Labor Day is just around the corner and a weekend full of barbecue have always been a staple in this household. Give us a reason to grill meat and we will give you a reason to celebrate. This Labor Day we have fall off the bone ribs with a Sweet corn succotash. I may even whip up some corn bread for fun and sweet apple pie for dessert. Don't dare me.
What you will need
as many racks of baby back ribs as you can handle
a nice spicy BBQ sauce such as Woody's. YUM.
For the Rub
salt & pepper
onion powder
garlic powder
paprika
chili powder
red pepper flakes
brown sugar
For the Succotash
bacon
red onions (dice)
red pepper (dice)
butter (dice)
portobella mushroom (dice)
serrano pepper (mince)
garlic clove (mince)
Wine Pairing: Syrah
What to Do
To get a fall off the bone rib, you will need to cook them at a very low heat for a minimum of four hours. If you can slow roast them for 6-8, you will be in business. So with that being said, get cookin'.

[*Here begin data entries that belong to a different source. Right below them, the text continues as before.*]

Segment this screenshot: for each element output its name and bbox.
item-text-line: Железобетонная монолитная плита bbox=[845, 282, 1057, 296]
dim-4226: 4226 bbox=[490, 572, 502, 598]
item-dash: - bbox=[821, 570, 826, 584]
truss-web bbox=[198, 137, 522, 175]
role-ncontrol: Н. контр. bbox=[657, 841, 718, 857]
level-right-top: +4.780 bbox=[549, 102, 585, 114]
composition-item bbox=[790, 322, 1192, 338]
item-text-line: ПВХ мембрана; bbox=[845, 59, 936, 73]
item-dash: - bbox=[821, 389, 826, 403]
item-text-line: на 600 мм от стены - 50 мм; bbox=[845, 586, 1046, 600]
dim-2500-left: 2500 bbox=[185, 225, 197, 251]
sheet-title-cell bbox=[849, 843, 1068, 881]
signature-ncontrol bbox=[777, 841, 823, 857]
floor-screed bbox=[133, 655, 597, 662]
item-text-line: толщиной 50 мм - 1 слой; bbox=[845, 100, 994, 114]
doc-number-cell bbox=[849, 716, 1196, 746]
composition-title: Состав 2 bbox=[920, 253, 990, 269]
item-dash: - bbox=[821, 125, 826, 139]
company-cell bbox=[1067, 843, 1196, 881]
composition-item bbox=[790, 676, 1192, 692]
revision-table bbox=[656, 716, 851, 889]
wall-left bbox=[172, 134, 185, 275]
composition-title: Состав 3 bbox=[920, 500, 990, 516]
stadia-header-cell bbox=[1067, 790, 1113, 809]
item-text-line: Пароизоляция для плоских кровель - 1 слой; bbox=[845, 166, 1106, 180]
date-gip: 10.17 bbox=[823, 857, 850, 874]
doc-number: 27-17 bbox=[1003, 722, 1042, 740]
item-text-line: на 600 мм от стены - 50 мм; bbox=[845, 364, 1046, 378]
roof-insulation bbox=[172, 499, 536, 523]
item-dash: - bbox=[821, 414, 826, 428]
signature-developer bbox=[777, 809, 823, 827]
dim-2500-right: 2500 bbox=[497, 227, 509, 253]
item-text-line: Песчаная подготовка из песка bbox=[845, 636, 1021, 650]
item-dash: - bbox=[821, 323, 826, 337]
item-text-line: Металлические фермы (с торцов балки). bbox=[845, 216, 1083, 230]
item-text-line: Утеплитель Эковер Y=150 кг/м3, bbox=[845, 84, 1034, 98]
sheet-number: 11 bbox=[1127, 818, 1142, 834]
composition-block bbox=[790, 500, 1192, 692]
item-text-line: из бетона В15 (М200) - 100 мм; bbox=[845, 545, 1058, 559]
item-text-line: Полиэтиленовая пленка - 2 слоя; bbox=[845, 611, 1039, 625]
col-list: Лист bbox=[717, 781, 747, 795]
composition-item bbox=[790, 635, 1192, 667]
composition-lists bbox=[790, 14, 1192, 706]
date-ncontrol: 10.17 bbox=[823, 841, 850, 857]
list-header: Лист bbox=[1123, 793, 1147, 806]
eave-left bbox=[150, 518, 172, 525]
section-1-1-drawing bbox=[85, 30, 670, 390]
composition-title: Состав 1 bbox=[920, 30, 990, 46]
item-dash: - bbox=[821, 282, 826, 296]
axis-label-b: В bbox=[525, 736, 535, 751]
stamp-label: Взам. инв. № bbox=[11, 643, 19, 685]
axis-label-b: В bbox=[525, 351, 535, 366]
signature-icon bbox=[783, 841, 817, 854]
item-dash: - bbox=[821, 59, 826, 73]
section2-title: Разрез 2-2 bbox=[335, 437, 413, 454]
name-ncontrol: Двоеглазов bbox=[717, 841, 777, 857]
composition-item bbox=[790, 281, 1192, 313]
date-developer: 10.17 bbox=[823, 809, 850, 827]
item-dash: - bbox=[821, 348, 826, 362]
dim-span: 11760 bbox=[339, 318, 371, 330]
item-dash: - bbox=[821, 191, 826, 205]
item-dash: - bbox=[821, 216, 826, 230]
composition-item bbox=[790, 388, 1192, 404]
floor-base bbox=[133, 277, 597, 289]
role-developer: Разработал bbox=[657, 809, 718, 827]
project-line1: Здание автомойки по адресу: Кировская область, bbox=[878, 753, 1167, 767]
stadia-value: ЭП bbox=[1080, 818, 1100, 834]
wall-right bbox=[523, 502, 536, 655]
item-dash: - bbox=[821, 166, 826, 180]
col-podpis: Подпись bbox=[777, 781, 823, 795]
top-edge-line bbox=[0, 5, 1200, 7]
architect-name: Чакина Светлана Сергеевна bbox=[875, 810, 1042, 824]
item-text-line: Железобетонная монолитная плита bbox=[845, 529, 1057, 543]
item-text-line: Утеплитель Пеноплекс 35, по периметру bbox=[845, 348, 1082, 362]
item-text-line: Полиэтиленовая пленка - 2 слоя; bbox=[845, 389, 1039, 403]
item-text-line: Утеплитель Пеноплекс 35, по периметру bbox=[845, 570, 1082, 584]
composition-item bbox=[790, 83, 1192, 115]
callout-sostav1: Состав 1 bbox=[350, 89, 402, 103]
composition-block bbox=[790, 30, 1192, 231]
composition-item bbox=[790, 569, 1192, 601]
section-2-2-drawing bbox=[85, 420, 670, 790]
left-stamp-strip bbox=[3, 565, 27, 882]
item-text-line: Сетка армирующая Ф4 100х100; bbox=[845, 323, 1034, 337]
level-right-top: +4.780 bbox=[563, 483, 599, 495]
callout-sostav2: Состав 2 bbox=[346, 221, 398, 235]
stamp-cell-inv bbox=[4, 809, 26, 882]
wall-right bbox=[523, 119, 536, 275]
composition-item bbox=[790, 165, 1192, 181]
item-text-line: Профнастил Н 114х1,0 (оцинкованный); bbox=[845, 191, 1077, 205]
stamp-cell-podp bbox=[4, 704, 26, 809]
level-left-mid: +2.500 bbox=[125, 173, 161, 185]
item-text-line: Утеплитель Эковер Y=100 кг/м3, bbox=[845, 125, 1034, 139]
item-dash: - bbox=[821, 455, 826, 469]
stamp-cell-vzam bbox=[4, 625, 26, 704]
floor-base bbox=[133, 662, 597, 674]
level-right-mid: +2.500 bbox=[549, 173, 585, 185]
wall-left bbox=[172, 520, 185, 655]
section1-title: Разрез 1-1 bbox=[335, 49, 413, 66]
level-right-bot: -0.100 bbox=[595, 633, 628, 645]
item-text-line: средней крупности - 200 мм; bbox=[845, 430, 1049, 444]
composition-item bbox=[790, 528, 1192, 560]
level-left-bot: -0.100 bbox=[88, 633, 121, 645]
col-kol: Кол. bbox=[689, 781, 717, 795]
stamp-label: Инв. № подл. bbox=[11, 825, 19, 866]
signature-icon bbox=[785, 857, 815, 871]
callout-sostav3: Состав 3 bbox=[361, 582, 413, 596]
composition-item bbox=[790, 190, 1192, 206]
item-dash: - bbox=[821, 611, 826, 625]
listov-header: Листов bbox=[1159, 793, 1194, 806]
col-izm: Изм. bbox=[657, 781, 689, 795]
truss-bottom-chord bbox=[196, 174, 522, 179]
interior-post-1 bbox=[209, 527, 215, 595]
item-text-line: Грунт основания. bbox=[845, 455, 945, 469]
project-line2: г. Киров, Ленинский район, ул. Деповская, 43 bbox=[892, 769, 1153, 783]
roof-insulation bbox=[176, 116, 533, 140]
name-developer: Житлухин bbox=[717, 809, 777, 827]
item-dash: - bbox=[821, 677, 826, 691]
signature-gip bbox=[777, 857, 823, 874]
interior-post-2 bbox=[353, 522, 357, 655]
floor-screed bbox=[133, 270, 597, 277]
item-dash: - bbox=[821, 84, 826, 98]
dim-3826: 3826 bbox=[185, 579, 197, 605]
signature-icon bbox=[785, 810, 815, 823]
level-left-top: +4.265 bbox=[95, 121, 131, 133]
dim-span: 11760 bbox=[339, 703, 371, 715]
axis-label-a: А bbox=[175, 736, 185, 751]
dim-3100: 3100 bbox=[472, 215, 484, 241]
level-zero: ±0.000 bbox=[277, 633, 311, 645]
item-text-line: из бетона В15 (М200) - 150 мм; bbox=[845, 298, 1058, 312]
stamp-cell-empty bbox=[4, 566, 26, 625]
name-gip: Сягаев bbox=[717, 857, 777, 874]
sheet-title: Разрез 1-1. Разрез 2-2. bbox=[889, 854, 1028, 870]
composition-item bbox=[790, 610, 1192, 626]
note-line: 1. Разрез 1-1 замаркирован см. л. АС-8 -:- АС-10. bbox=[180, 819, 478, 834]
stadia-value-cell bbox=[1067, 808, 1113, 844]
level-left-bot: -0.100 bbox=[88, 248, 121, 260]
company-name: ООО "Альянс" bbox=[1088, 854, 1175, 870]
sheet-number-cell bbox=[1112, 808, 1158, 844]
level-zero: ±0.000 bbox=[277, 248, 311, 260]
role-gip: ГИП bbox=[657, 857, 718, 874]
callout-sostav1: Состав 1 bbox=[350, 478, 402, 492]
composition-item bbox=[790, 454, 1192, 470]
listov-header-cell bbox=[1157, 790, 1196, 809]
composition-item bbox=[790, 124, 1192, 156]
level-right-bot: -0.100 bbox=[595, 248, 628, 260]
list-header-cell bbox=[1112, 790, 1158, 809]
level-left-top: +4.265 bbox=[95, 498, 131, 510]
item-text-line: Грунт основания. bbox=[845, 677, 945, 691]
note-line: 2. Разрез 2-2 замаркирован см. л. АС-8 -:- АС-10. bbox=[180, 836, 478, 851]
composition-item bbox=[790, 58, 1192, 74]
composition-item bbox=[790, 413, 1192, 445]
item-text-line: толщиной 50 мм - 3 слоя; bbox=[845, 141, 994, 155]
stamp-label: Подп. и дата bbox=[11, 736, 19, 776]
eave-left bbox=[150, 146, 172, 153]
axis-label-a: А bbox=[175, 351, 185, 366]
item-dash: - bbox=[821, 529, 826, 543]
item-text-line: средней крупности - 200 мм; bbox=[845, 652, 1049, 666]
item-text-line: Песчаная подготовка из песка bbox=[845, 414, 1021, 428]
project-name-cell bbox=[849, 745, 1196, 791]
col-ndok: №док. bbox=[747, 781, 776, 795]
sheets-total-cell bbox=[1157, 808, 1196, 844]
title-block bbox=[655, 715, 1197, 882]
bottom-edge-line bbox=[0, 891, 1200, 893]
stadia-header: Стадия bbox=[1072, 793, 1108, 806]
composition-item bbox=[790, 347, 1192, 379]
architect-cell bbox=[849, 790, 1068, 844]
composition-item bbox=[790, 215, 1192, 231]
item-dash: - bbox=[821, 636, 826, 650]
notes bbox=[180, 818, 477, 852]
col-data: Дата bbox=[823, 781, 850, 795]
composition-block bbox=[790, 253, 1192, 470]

Create your rub by combining equal parts of the above spices (to taste) and spreading equally over both sides of the rack. wrap in foil and place on a baking sheet. Put in the oven at 275 degrees. In the last 15- 20 minutes of your cook time, remove foil and brush on BBQ sauce. Close oven and let ribs cook for remaining time uncovered.
While the ribs are finishing up, in a large sauce pan, cook a piece of bacon until crispy. Remove the bacon from the pan and set aside. On medium high heat, add the corn, red bell peppers, and red onion to the bacon grease cook until the corn is soft. Approximately 2 minutes. Add 2 tablespoons of butter and saute the vegetables for about 10 minutes. Reduce the heat to medium and add the minced Serrano pepper and garlic. Stir for a minute or two. Add the portobella mushroom and cook for another 7 minutes. Turn the heat off and add the chopped up bacon. Salt and pepper to taste. Serve with your amazing, to die for ribs and you will be the hit of the party. Literally.
Happy Labor Day from our pad to yours.